As maiores montadoras da Ásia também tentam se defender das novatas chinesas.

A Toyota desfruta de uma participação de 17,4% no Oriente Médio e na África, mas está sendo perseguida pela Chery e pela Geely, que reivindicaram participações de 5,3% e 2%, respectivamente, de acordo com a Jato Dynamics.

A Toyota está sentindo uma pressão semelhante no Sudeste Asiático, onde controla 35,7% do mercado, mas a Geely e a SAIC conquistaram participações de 5,1% e 1,4%, respectivamente.

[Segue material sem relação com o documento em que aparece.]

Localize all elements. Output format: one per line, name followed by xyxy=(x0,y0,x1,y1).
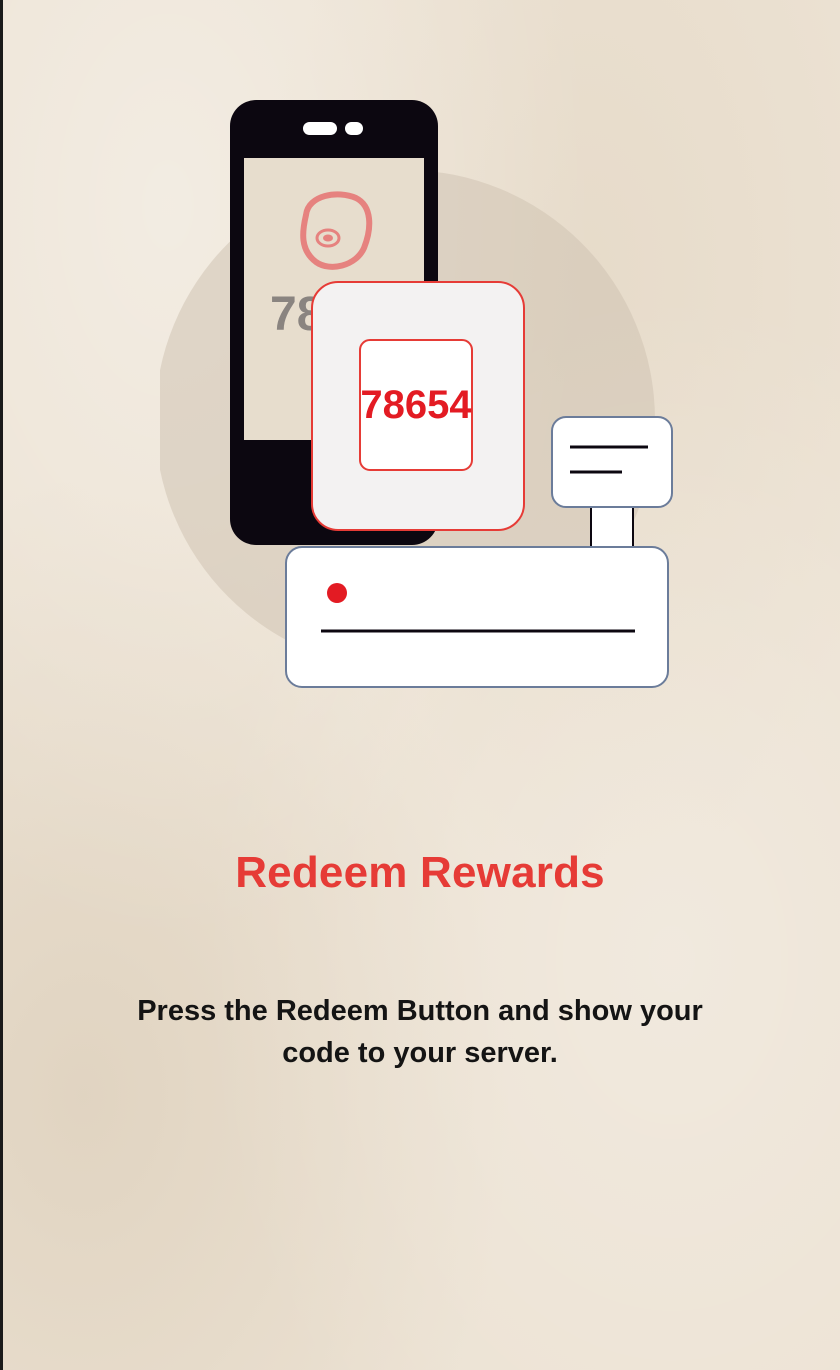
register-terminal-icon xyxy=(285,546,669,688)
redeem-code-text: 78654 xyxy=(360,383,472,427)
screen-edge xyxy=(0,0,3,1370)
onboarding-description: Press the Redeem Button and show your co… xyxy=(137,995,703,1069)
code-card: 78654 xyxy=(311,281,525,531)
redeem-illustration: 78 78654 xyxy=(160,90,680,730)
onboarding-title: Redeem Rewards xyxy=(235,848,605,897)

Assim como no Brasil, a China aproveitou as políticas projetadas para incentivar as vendas de veículos elétricos para expandir sua presença no mercado automotivo da Tailândia.

A participação das marcas chinesas no país cresceu para 13,3% no último trimestre de 2024, ante apenas 5,5% dois anos anteriores, de acordo com a S&P Global Mobility.

Mais revelador: a participação da China no mercado de veículos elétricos tailandês nesse mesmo período aumentou de 22% em 2022 para 71%.

A Tailândia cortou impostos de importação sobre veículos elétricos, adicionou subsídios para compradores e concedeu grandes isenções fiscais para investimentos em fábricas.

Como resultado, as vendas de veículos elétricos aumentaram mais de 600% em 2023 em relação ao ano anterior, atingindo 73.568 unidades e conquistando quase 9,5% das vendas totais de carros de passageiros, de acordo com a Federação das Indústrias da Tailândia.

As vendas de veículos elétricos caíram ligeiramente para 66.732 no ano passado, mas sua participação nas compras totais de veículos subiu para quase 12%.

A Toyota e outras montadoras japonesas, que passaram décadas construindo investimentos e infraestrutura para a produção de veículos movidos a gasolina, demoraram a se adaptar.

A Subaru parou de produzir carros no país no ano passado, e a Suzuki planeja fechar sua planta tailandesa até o final de 2025. A Nissan também fechará uma das duas linhas de montagem de veículos na Tailândia este ano. Isso deixou uma abertura para rivais chineses menos conhecidos.

No primeiro de 11 dias da feira Bangkok Motor Expo no final de novembro, a Toyota, a Ford e a Honda dividiram espaço com a BYD, a Great Wall, a MG da SAIC e a Geely, que estava fazendo sua estreia no mercado tailandês.

Wiyawit Petra, um empresário de 57 anos, disse que a reputação global da BYD, a presença de fabricação local e os preços baixos o abriram para a ideia de tentar algo diferente.

“Eu dirigi Toyota e Honda a vida toda, mas agora quero abrir meu coração para algo novo”, afirmou durante a exposição, olhando para um SUV híbrido plug-in Sealion 6 da BYD. “Ele também é acessível, então vale a pena o risco.”